El Prefecto Principal de la Mansión Dud se sintió de repente iluminado, y flotó a varios metros de Ethan, integrando el estilo de lucha del Gigante de Bronce en el suyo propio.
Ethan se dio cuenta de que su Prefecto Principal parecía estar en trance, así que se aseguró de mantener a raya al Gigante de Bronce hasta que este terminara su iluminación.
Casi media hora después, Henry por fin salió de su aturdimiento, obteniendo la mitad del Legado que debía aprender.
El verdadero poder del Legado de «El que Mata Gigantes» se dividía en dos partes.
La primera era comprender el estilo de batalla del Gigante de Bronce a través de batallas reales.
La mayoría de los aspirantes fallaban en el primer paso porque simplemente no podían aguantar lo suficiente contra el poder abrumador del Gigante.

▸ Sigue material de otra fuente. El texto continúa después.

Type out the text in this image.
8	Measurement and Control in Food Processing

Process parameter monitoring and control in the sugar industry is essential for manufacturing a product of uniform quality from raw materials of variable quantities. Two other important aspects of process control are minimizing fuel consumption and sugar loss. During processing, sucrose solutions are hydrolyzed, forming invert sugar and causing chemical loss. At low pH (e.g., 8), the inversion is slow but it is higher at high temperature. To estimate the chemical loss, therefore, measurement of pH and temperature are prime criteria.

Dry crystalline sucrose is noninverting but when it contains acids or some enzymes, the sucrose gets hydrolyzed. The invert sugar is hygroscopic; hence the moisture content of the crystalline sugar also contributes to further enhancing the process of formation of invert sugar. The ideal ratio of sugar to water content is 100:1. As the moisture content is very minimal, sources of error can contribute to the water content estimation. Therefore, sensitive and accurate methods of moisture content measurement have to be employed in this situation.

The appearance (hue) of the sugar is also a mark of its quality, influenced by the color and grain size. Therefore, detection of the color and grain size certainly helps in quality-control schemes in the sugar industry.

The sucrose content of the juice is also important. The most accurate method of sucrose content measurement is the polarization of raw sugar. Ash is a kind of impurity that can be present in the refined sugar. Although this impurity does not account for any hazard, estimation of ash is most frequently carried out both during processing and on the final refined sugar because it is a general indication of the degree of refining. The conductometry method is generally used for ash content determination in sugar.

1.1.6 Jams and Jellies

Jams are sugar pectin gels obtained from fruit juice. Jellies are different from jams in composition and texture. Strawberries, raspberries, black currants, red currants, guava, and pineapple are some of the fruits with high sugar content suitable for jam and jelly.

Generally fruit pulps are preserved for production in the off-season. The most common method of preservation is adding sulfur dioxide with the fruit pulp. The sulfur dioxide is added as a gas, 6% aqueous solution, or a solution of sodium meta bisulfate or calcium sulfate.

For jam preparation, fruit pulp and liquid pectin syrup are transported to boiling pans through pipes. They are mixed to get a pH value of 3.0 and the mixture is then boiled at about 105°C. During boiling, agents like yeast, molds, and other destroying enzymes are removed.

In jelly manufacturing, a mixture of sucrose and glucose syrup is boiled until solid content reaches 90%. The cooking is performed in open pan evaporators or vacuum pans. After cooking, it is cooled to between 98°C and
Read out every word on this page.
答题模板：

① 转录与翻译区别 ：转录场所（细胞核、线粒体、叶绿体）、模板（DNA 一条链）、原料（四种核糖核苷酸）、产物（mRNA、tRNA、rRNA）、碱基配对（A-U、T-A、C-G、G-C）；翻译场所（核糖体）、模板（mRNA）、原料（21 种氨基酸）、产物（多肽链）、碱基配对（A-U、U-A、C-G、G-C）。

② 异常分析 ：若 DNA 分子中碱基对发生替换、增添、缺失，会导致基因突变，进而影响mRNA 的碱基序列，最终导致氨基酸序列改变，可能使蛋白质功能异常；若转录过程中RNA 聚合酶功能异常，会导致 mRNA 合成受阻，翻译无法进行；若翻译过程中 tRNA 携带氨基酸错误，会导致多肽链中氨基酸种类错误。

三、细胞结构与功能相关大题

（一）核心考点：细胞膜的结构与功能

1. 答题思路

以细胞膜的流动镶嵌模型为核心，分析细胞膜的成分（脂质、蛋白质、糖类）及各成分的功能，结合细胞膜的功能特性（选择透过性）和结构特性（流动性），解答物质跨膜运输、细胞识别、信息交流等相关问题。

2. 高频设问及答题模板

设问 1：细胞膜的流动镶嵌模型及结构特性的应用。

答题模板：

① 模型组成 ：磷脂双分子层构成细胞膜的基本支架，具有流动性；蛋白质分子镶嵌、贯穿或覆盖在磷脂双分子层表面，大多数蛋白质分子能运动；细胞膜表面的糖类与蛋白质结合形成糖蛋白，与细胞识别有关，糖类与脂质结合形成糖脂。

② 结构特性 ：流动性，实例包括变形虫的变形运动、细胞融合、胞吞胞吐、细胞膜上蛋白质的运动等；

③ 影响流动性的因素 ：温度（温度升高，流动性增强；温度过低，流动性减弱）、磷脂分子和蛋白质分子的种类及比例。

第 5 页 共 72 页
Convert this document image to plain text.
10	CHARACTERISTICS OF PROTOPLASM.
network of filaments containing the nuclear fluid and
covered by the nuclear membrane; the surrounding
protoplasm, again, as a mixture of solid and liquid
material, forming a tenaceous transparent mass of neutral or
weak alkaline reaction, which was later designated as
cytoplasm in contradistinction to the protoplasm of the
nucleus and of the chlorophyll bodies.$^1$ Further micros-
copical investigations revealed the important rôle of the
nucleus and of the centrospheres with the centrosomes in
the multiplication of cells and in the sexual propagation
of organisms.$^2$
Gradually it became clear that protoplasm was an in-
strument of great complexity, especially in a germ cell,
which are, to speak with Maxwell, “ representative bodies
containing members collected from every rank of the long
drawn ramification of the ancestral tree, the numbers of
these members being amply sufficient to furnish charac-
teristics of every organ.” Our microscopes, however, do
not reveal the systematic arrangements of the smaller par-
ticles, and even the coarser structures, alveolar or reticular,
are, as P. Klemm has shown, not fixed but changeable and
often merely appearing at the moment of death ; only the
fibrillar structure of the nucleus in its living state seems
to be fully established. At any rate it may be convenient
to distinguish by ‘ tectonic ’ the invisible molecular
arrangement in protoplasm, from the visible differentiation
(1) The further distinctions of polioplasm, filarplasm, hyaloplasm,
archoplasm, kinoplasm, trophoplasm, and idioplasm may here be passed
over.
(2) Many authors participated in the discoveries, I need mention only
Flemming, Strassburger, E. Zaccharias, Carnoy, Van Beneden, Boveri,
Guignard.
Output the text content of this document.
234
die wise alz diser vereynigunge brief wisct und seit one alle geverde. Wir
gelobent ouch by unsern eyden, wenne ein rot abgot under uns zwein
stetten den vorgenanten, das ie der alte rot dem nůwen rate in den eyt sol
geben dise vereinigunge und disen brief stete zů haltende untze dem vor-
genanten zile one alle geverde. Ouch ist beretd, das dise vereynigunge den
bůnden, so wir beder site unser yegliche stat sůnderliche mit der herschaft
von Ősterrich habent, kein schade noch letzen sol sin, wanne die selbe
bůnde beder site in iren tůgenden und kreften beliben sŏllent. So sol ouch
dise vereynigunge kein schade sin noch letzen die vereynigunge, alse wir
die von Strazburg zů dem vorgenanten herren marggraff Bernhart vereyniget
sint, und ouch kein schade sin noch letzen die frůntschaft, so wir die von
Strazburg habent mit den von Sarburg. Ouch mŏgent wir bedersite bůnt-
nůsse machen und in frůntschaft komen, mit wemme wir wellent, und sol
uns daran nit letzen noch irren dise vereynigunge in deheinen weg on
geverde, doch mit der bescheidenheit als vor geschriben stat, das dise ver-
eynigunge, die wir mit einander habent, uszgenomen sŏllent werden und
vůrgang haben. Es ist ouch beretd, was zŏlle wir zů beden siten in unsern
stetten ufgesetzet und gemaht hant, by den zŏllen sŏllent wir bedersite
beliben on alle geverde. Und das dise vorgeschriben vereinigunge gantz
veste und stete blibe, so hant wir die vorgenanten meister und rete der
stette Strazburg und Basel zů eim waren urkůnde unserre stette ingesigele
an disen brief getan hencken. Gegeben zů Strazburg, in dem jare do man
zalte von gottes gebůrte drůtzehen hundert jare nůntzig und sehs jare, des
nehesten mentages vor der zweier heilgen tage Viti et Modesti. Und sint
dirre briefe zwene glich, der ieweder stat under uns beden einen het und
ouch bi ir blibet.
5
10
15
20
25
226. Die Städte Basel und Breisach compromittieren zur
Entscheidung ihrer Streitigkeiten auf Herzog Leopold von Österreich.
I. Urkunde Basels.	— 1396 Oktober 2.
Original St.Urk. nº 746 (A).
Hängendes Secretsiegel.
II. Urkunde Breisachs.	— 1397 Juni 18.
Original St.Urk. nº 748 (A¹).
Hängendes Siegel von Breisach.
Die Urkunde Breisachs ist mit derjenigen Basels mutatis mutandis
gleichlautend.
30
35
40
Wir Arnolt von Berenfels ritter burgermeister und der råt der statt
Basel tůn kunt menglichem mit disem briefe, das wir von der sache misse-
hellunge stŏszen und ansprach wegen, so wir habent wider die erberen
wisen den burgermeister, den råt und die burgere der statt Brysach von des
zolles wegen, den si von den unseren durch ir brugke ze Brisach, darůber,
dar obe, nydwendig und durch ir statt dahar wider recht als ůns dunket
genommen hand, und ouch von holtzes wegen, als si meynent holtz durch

Con alguien grande, aterrador y fuerte intentando hacerlos pedazos, ¿quién tenía tiempo para prestar la atención suficiente como para aprender su estilo de lucha?
Por eso, después de que cada aspirante fallara en su primer intento, se le permitía traer a un compañero en el siguiente.
De esta manera, podrían observar el estilo de lucha del Gigante mientras su compañero luchaba contra él.
Por supuesto, muchos también lo habían hecho en el pasado. Sin embargo, ninguno de ellos fue capaz de aguantar lo suficiente como para tener éxito.
Para entonces, Ethan ya había terminado de desahogar su frustración y se sentía mucho mejor en comparación a cómo se sentía dos días antes.
No era consciente de que Lilith, que había estado escondida en su sombra gracias a la iluminación del Tridente del Dios del Mar, estaba a la vez horrorizada y asombrada al ver el verdadero poder de Ethan.
«Increíble», pensó Lilith. «Lástima que el Maestro no pueda luchar así en tierra. De lo contrario, sería casi imparable. Aun así, he visto algo que ni siquiera Emma conoce, así que eso me convierte en la primera de sus Protectoras en ver su verdadero poder, ¿verdad?»
Lilith estaba emocionada con este descubrimiento porque podría presumirle a Emma una vez que regresara a la academia y describir lo increíble que era su Maestro.